Description Amit Ugol 2016-02-16 10:39:52 UTC
Created attachment 1127557 [details]
ironic logs

Description of problem:
redeploying a 2nd time after heat stack-delete overcloud will sometimes fail to start VMs, keeping the status from nova's point of view in spawning forever. the deployment will ultimately fail on timeout.

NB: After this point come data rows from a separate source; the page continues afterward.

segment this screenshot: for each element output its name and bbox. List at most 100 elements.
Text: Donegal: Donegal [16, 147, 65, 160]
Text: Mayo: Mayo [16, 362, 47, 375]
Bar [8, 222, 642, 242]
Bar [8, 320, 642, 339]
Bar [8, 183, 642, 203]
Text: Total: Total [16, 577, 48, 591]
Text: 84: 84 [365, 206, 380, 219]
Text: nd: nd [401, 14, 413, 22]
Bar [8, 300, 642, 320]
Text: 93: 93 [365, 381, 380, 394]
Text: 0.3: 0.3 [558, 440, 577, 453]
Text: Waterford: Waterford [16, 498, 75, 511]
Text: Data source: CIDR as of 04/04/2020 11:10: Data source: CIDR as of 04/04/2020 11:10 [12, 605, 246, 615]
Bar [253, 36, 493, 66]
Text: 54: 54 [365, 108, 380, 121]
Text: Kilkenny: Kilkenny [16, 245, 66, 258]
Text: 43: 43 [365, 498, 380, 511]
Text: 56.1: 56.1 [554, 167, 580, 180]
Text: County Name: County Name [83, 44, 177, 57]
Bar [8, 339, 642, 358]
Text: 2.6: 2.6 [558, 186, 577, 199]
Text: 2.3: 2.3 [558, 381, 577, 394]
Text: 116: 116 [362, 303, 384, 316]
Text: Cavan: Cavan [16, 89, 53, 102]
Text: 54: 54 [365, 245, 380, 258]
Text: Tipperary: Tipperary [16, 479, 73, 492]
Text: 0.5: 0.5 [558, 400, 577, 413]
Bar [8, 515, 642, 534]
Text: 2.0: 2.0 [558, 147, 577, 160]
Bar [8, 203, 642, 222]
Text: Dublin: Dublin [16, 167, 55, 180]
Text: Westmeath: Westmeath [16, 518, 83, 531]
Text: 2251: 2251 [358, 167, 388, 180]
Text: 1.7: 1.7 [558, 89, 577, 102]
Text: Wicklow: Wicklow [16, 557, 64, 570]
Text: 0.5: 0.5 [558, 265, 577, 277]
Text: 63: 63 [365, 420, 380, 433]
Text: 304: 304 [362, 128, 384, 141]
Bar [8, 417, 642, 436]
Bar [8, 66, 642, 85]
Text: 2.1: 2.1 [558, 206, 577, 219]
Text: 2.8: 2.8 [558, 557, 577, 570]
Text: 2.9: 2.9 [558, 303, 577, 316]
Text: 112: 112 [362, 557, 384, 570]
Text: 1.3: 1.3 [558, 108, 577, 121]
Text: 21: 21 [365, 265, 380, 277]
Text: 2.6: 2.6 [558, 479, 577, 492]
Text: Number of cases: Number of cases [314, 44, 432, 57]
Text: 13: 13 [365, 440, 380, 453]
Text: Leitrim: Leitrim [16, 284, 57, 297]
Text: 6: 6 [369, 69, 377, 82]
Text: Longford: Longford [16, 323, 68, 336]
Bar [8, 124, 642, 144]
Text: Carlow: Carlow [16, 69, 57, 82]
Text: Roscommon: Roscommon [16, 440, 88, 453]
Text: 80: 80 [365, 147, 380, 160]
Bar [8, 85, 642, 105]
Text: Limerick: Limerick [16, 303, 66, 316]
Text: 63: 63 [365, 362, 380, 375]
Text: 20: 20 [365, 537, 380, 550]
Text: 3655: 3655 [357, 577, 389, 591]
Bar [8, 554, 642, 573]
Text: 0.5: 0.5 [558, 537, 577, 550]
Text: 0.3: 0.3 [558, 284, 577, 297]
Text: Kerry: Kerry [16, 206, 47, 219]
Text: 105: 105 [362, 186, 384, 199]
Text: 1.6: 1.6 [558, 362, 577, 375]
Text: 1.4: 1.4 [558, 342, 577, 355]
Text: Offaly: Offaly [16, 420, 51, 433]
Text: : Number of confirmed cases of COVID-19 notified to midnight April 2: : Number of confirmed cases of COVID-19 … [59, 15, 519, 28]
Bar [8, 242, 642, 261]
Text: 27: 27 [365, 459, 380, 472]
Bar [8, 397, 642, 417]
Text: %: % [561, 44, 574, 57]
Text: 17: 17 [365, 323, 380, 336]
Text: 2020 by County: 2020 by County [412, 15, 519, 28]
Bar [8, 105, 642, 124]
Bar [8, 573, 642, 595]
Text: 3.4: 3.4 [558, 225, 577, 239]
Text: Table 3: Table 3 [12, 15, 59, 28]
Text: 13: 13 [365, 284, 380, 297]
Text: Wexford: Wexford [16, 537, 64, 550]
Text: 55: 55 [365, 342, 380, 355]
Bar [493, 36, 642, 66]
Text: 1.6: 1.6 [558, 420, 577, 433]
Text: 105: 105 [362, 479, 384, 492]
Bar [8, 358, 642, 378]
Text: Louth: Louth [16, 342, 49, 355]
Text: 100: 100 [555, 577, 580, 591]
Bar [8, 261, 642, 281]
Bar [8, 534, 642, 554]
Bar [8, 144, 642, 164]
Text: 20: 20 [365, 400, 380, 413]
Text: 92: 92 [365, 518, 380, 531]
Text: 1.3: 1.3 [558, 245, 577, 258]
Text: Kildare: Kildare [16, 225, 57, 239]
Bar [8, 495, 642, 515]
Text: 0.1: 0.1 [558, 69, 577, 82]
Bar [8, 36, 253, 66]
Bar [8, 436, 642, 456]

Version-Release number of selected component (if applicable):
ironic 2015.1.2-2

How reproducible:
50%

Steps to Reproduce:
1. delete an overcloud deployment
2. re-run the same deployment

Actual results:
VMs remain in power-off state 


Expected results:
All needed VMs start


Additional info:

This is the status after ~30 minutes into starting the deployment:
+--------------------------------------+------+--------------------------------------+-------------+-----------------+-------------+
| UUID                                 | Name | Instance UUID                        | Power State | Provision State | Maintenance |
+--------------------------------------+------+--------------------------------------+-------------+-----------------+-------------+
| 57459d9b-6b74-4aef-9218-6678a76bb787 | None | b4174381-57af-43e4-9124-1f9f52f89741 | power on    | active          | False       |
| a474aa51-d537-4829-8586-ada9c22e75c6 | None | None                                 | power off   | available       | False       |
| e83c125d-f8b5-4d06-9ace-0b491bafae1a | None | 8d529d51-5035-4671-afd0-594d64804cca | power off   | deploying       | False       |
| 01921b20-f5e9-4298-a157-901cedfafdab | None | 0402aeeb-bbb9-4844-9eb9-c8dc93cd27ee | power on    | active          | False       |
| 32d2b69c-79aa-403e-8bd8-888d76dfbf5e | None | 3b7757d8-332b-4d86-b343-4789b6d9050c | power off   | deploying       | False       |
| 6689daae-ba1b-467e-bf48-833c4aec3dad | None | None                                 | power off   | available       | False       |
| e8f68851-e1cb-46ab-ae40-d2d52483b5fe | None | 51fe1ffc-e3d4-4fbd-a83e-2eae06a1b1a4 | power on    | active          | False       |
| 3945694d-0e54-4211-8b3a-f65d3d0e5f47 | None | 73f87561-9262-46de-b2a6-4daaff6f34ee | power on    | active          | False       |
+--------------------------------------+------+--------------------------------------+-------------+-----------------+-------------+
attached ironic logs

Comment 1 Lucas Alvares Gomes 2016-08-18 13:39:17 UTC
Looking at the logs this seem to be something to do with the hypervisor:

2016-02-16 04:22:40.455 1230 DEBUG oslo_concurrency.processutils [-] Result was 1 ssh_execute /usr/lib/python2.7/site-packages/oslo_concurrency/processutils.py:363
2016-02-16 04:22:40.456 1230 ERROR ironic.drivers.modules.ssh [-] Cannot execute SSH cmd LC_ALL=C /usr/bin/virsh --connect qemu:///system destroy baremetalbrbm_brbm1_2. Reason: Unexpected error while running command.
Command: LC_ALL=C /usr/bin/virsh --connect qemu:///system destroy baremetalbrbm_brbm1_2
Exit code: 1
Stdout: u'\n'
Stderr: u'2016-02-16 09:22:07.728+0000: 81748: info : libvirt version: 1.2.17, package: 13.el7_2.2 (Red Hat, Inc. <http://bugzilla.redhat.com/bugzilla>, 2015-11-23-07:46:04, x86-019.build.eng.bos.redhat.com)\n2016-02-16 09:22:07.728+0000: 81748: warning : virKeepAliveTimerInternal:143 : No response from client 0x7f2d25f7cf40 after 6 keepalive messages in 35 seconds\n2016-02-16 09:22:07.728+0000: 81764: warning : virKeepAliveTimerInternal:143 : No response from client 0x7f2d25f7cf40 after 6 keepalive messages in 35 seconds\nerror: Failed to destroy domain baremetalbrbm_brbm1_2\nerror: internal error: received hangup / error event on socket\n'.

...

Could you verify if you can start these VMs manually using virsh?

Comment 2 Amit Ugol 2016-09-06 15:00:52 UTC
Things have been running smoother since. Also changing the CI method to do it has changed, the error leading to this issue is being bypassed.